I’d recommend against it because it’ll risk the rest of the circuitry. If that is the porblem, something caused the fusible link to blow. Bypass that safety device and all bets are off. It is, in reality, a fuse.


#12

Do you have any idea what gauge wire is required? For the moment I could use a single strand of copper wire (from an electrical cord) to test.

Point noted though. Something caused it to blow (if that’s the problem) and the only thing other than new tail lights added, was a new coil called “Super Stack” and claims to be a 'high performance coil." Perhaps that may have been a causative factor? Opinion?


#13

If I remember correctly off the Neg batt terminal there should be a large ground cable to the block and a small ground wire going to a connector on the inside of the fender. I found the connection at the fender connector (dirty, corroded) to be the problem. Just a thought something I found on a friends Chevy truck once.


#14

Good chance. Does the coil have any current ratings? What’s it draw at peak? The coil primary WILL draw through that circuit.


#15

There is a large wire that goes to the block; and a smaller wire that attaches to a portion of the fender. I will check that as well. Thanks!!


#16

I have no idea what the current ratings are for this coil or the draw at peak. But it does seem suspicious. Perhaps I should return to something closer to ‘stock’ considering the results I have had. If the coil was drawing too much, would that blow the fusible link?


#17

I redid the ground connections. No response though. Also tried a temporary fusible link bypassing what I believe might have been the original fusible link. Again, no response. No change at all. There’s no indication of any power getting through to anywhere. I have no clue as to where next to look.
I just tested the battery by crossing the poles with a small piece of household wire and its definitely live. The power is not moving from the battery to any other area though. At least the battery is good. Now I am wondering about the fuse lock inside and under the dash. Fuses look good and this fusible link may have been (at one time) the entirety of the run from the +side of the battery to the fuse box.

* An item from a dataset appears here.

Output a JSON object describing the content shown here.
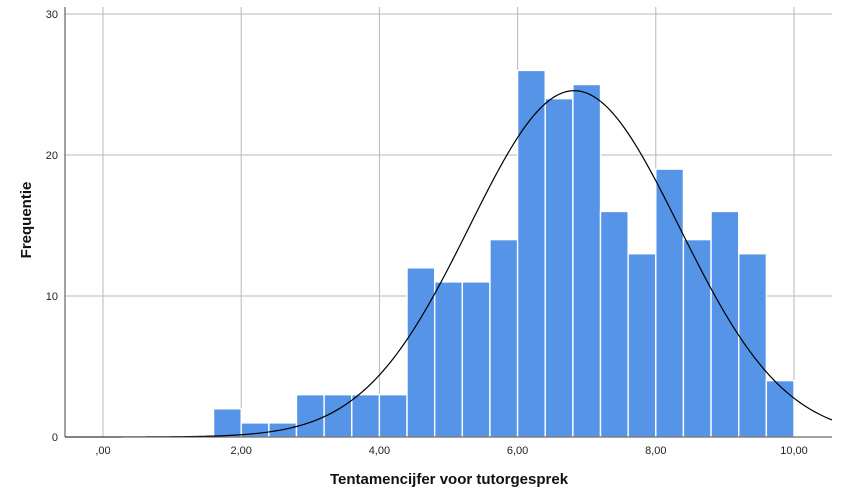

I will keep experimenting. Figure I’d pull all the fuses and replace them.


#18

I redid the ground connections. No response though. Also tried a temporary fusible link bypassing what I believe might have been the original fusible link. Again, no response. No change at all. There’s no indication of any power getting through to anywhere. I have no clue as to where next to look.


#19

If it turns out to be a simple blown fuse I, for one, will be very embarassed. That’s the first place I should have suggested going.

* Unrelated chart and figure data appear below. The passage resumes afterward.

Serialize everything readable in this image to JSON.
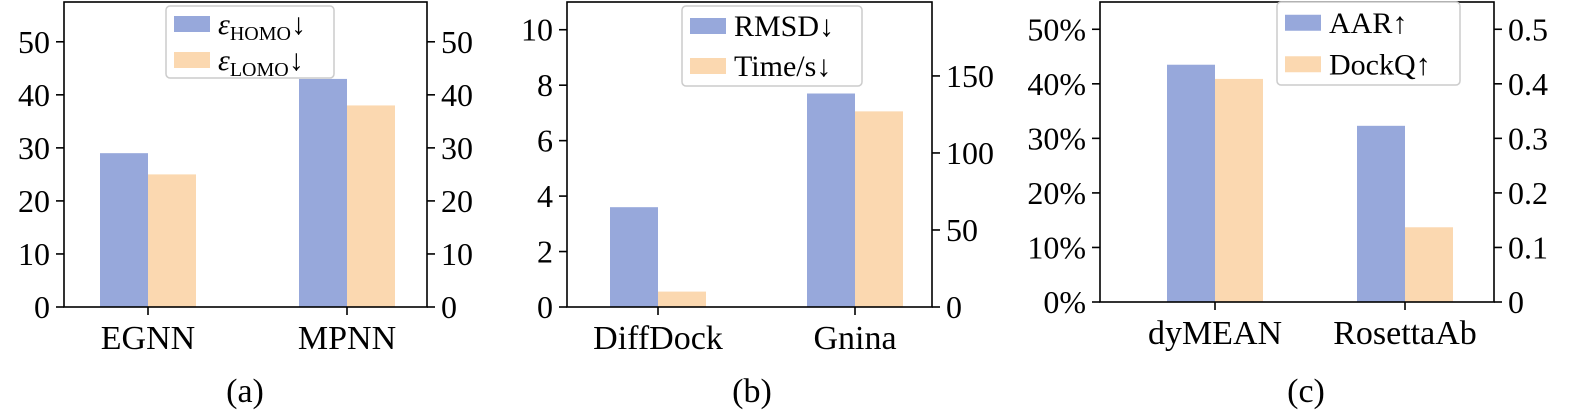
{
  "colors": {
    "primary": "#97a8db",
    "secondary": "#fbd8b0"
  },
  "chart_data": [
    {
      "type": "bar",
      "caption": "(a)",
      "categories": [
        "EGNN",
        "MPNN"
      ],
      "series": [
        {
          "name": "ε_HOMO↓",
          "legend_main": "ε",
          "legend_sub": "HOMO",
          "legend_arrow": "↓",
          "axis": "left",
          "values": [
            29,
            43
          ]
        },
        {
          "name": "ε_LOMO↓",
          "legend_main": "ε",
          "legend_sub": "LOMO",
          "legend_arrow": "↓",
          "axis": "right",
          "values": [
            25,
            38
          ]
        }
      ],
      "left_axis": {
        "ylim": [
          0,
          57.5
        ],
        "ticks": [
          0,
          10,
          20,
          30,
          40,
          50
        ],
        "tick_labels": [
          "0",
          "10",
          "20",
          "30",
          "40",
          "50"
        ]
      },
      "right_axis": {
        "ylim": [
          0,
          57.5
        ],
        "ticks": [
          0,
          10,
          20,
          30,
          40,
          50
        ],
        "tick_labels": [
          "0",
          "10",
          "20",
          "30",
          "40",
          "50"
        ]
      },
      "legend_position": "top-center"
    },
    {
      "type": "bar",
      "caption": "(b)",
      "categories": [
        "DiffDock",
        "Gnina"
      ],
      "series": [
        {
          "name": "RMSD↓",
          "legend_main": "RMSD",
          "legend_sub": "",
          "legend_arrow": "↓",
          "axis": "left",
          "values": [
            3.6,
            7.7
          ]
        },
        {
          "name": "Time/s↓",
          "legend_main": "Time/s",
          "legend_sub": "",
          "legend_arrow": "↓",
          "axis": "right",
          "values": [
            10,
            127
          ]
        }
      ],
      "left_axis": {
        "ylim": [
          0,
          11
        ],
        "ticks": [
          0,
          2,
          4,
          6,
          8,
          10
        ],
        "tick_labels": [
          "0",
          "2",
          "4",
          "6",
          "8",
          "10"
        ]
      },
      "right_axis": {
        "ylim": [
          0,
          198
        ],
        "ticks": [
          0,
          50,
          100,
          150
        ],
        "tick_labels": [
          "0",
          "50",
          "100",
          "150"
        ]
      },
      "legend_position": "top-center"
    },
    {
      "type": "bar",
      "caption": "(c)",
      "categories": [
        "dyMEAN",
        "RosettaAb"
      ],
      "series": [
        {
          "name": "AAR↑",
          "legend_main": "AAR",
          "legend_sub": "",
          "legend_arrow": "↑",
          "axis": "left",
          "values": [
            43.5,
            32.3
          ]
        },
        {
          "name": "DockQ↑",
          "legend_main": "DockQ",
          "legend_sub": "",
          "legend_arrow": "↑",
          "axis": "right",
          "values": [
            0.409,
            0.137
          ]
        }
      ],
      "left_axis": {
        "ylim": [
          0,
          55
        ],
        "ticks": [
          0,
          10,
          20,
          30,
          40,
          50
        ],
        "tick_labels": [
          "0%",
          "10%",
          "20%",
          "30%",
          "40%",
          "50%"
        ]
      },
      "right_axis": {
        "ylim": [
          0,
          0.55
        ],
        "ticks": [
          0,
          0.1,
          0.2,
          0.3,
          0.4,
          0.5
        ],
        "tick_labels": [
          "0",
          "0.1",
          "0.2",
          "0.3",
          "0.4",
          "0.5"
        ]
      },
      "legend_position": "top-right"
    }
  ]
}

But, as with the fusible link, a blown fuse gets that way because its current rating is exceeded, even if only for a moment (there are time ratings, but there’s no need to go there). Post what fuse it is.


#20

I looked at the fuses and they look good but I believe should be replaced. What about the voltage regulator? Could that ‘stop’ all electrical activity as well? I am now changing out all the fuses I can find.
I just finished changing out the fuses in the fuse block. They all looked good but I replaced them all and filed the contacts in the block to ensure there was good contact. No change. I’m going to remove the voltage regulator. Perhaps one of the parts stores nearby can check it? Or as with any electrical problem I’ll replace it as well and continue replacing until I find the problem. It has to be something simple for such a mind-boggling result! Its like I was EMP’d!
I have taken some digital pix of the areas in question but I have no place to post them. But they are available.
i just pulled out the voltage regulator. There are no indications of what it is or where it came from. Must be old? I will try to replace it with a new one. Meanwhile, the mystery still lingers. I still have no clue as to what happened!